People change. I never saw myself the marrying type either. I’m more surprised that I’m married than anything else in my life. Love happens.
I laughed a good bit about this – “Don’t spend that much money!” (Is there a way not to?) – because I’m finding that it is literally impossible to get married without spending what is (to me) a lot of money. Even a ceremony at city hall costs money!
Oh, this.
I think you are not alone in these concerns. I know a lot of people my age who are tying the knot and worried about how to do it. If marriage has never been a huge thing for you, I wouldn’t sweat it. If the ceremony itself is more important than what it means to be a couple indefinitely, you’re doing it wrong.

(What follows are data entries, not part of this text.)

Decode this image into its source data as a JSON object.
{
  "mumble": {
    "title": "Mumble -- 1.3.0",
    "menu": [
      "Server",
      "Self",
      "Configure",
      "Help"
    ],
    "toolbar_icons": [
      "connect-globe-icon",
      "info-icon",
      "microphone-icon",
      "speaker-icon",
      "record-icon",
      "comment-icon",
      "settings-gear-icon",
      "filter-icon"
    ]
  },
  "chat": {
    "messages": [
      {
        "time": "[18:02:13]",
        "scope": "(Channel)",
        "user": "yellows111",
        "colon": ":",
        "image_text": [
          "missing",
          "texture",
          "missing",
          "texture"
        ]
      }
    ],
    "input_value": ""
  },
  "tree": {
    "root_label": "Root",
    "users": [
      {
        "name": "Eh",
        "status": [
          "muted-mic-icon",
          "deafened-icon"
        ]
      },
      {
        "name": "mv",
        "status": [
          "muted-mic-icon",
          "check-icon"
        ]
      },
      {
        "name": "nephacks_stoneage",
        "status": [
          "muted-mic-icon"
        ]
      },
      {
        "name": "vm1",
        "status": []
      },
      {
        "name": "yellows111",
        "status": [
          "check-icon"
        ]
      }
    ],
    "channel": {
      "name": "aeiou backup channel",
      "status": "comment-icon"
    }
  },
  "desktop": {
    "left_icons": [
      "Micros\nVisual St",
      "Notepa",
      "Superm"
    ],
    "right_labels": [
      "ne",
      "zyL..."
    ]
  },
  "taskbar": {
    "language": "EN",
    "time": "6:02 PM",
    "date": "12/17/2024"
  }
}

You don’t need a complicated table in the woods or rooftop dance party to do a wedding right, you just need a good partner and good friends to celebrate with.
EKSwitaj, funny you should mention City Hall. My brother and his wife got married at city hall. They’d lived together long enough to negate filing taxes separately and planned to be married just long enough to “divorce” and get back to separate filing, marriage being “just a piece of paper” and all. They got off work a little early and grabbed a friend to witness. The friend insisted on taking snapshots, they couldn’t quite make themselves divorce, and those snapshots are now treasured mementos. That was 20 years ago, and they’ve been fighting the good fight together since they were teenagers.
Ashley, those snap shots are them, your elegant affair will be you – of course! And congrats!!!
Ashley,
do what feels right! We did our wedding our way and it was fabulous. Who cares what society says, elegant, formal, informal…. why are you worrying. All you need is he and you and “I do.” The rest is just icing on the cake. Marriage is the greatest adventure I ever embarked on and I wouldn’t trade a minute of it. Enjoy every minute of it and just be you. This is your life and you are “spectacular!” Happy Wedding Day when it comes!